Something similar went on with computer magazines over the last few years as most people these days tend to treat them almost as white goods, coupled with the explosion of non PC web access, Tablets, phones etc.
 
I was out with a journalist for Photo Plus magazine a couple of weeks ago and we were chatting about this, and he was saying that the Lockdowns have been the nail in the coffin. A lot is to do with how people consume media, youngsters would rather use YouTube and the internet for finding out things where those over 45-50 prefer a mixture of the 2, but niche markets such as Black and White or Brand specific magazines seem to be doing OK.
 
I was out with a journalist for Photo Plus magazine a couple of weeks ago and we were chatting about this, and he was saying that the Lockdowns have been the nail in the coffin. A lot is to do with how people consume media, youngsters would rather use YouTube and the internet for finding out things where those over 45-50 prefer a mixture of the 2, but niche markets such as Black and White or Brand specific magazines seem to be doing OK.

They will eventually fall on their arse if they continue in print form, I think its still WH smiths who has the contract to supply newspapers and magazines to all the newsagents all over the country, its fine when small stores are ordering thousands of papers and magazines every week, but once it starts getting to the hundreds and lower. They aren't going to bother.
 
Problem again for WH Smiths is that they have a great range of magazines and books but so does Tesco.
A book that costs £20 in W.H. Smith is probably going for about £13 in Tesco.
I buy Classic and Vintage Commercials costs about a fiver
On the Back of that they do a Vintage Commercial Magazine that focus on specialist areas of haulage such as Drays or Tippers through the years.
Again in W.H. Smith about a Fiver
Buy them both in Tesco wrapped together for £6.50

We were discussing on here Harrier 809 new book great read just released in hardback
It's already going for £10 in Tesco bet it's still full price n W.H. Smith
Can’t imagine there’s much long term future in selling paper stuff out of a shop. It’s another thing headed online that Covid will have accelerated.

I can’t remember the last time I read a newspaper, let alone bought one. Magazines? Why buy when you can get the headline content online free. Books? Isn’t that what Amazon is for. Top shelf; a dead hamster.
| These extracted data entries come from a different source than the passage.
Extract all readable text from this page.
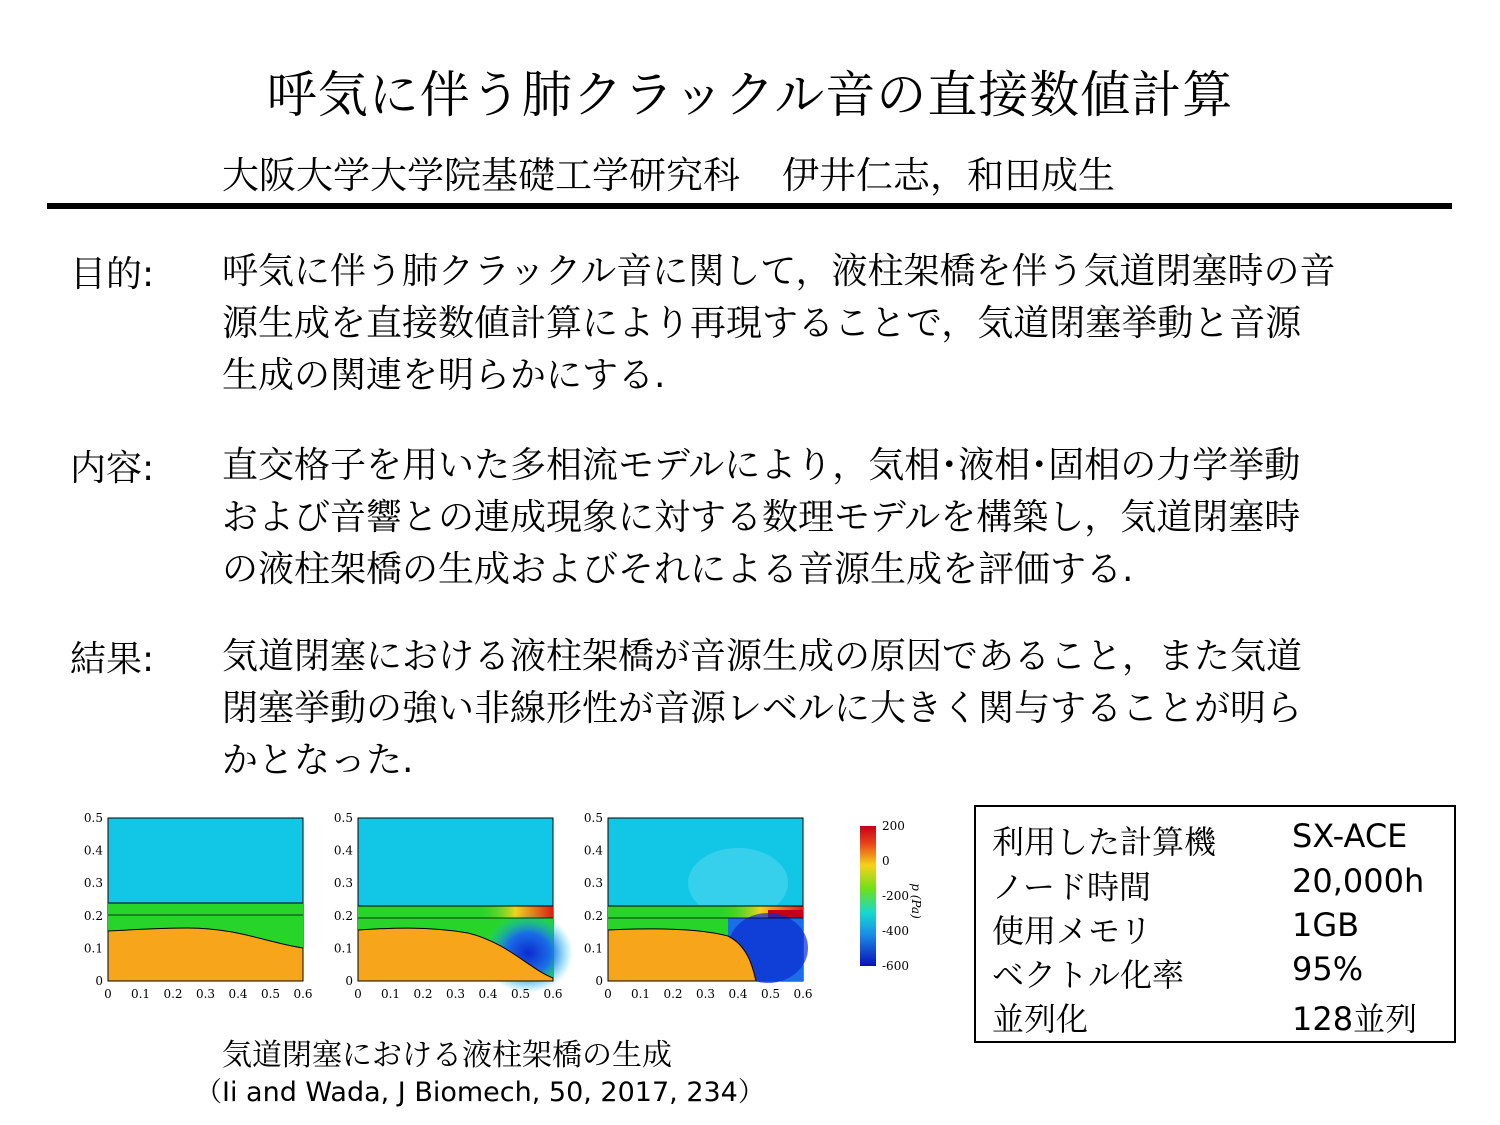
呼気に伴う肺クラックル音の直接数値計算
大阪大学大学院基礎工学研究科 伊井仁志，和田成生
目的: 呼気に伴う肺クラックル音に関して，液柱架橋を伴う気道閉塞時の音
源生成を直接数値計算により再現することで，気道閉塞挙動と音源
生成の関連を明らかにする.
内容: 直交格子を用いた多相流モデルにより，気相･液相･固相の力学挙動
および音響との連成現象に対する数理モデルを構築し，気道閉塞時
の液柱架橋の生成およびそれによる音源生成を評価する.
結果: 気道閉塞における液柱架橋が音源生成の原因であること，また気道
閉塞挙動の強い非線形性が音源レベルに大きく関与することが明ら
かとなった.
0 0.1 0.2 0.3 0.4 0.5 0.6
0
0.1
0.2
0.3
0.4
0.5
0 0.1 0.2 0.3 0.4 0.5 0.6
0
0.1
0.2
0.3
0.4
0.5
0 0.1 0.2 0.3 0.4 0.5 0.6
0
0.1
0.2
0.3
0.4
0.5
200
0
-200
-400
-600
p (Pa)
気道閉塞における液柱架橋の生成
（Ii and Wada, J Biomech, 50, 2017, 234）
利用した計算機 SX-ACE
ノード時間	20,000h
使用メモリ	1GB
ベクトル化率	95%
並列化	128並列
Twenty years ago, I guess I bought a paper every day, a couple of magazines a week and at least one book a month. I’ve got a month to buy my first of any of those in 2020.
 
Can’t imagine there’s much long term future in selling paper stuff out of a shop. It’s another thing headed online that Covid will have accelerated.

I can’t remember the last time I read a newspaper, let alone bought one. Magazines? Why buy when you can get the headline content online free. Books? Isn’t that what Amazon is for. Top shelf; a X hamster.

Twenty years ago, I guess I bought a paper every day, a couple of magazines a week and at least one book a month. I’ve got a month to buy my first of any of those in 2020.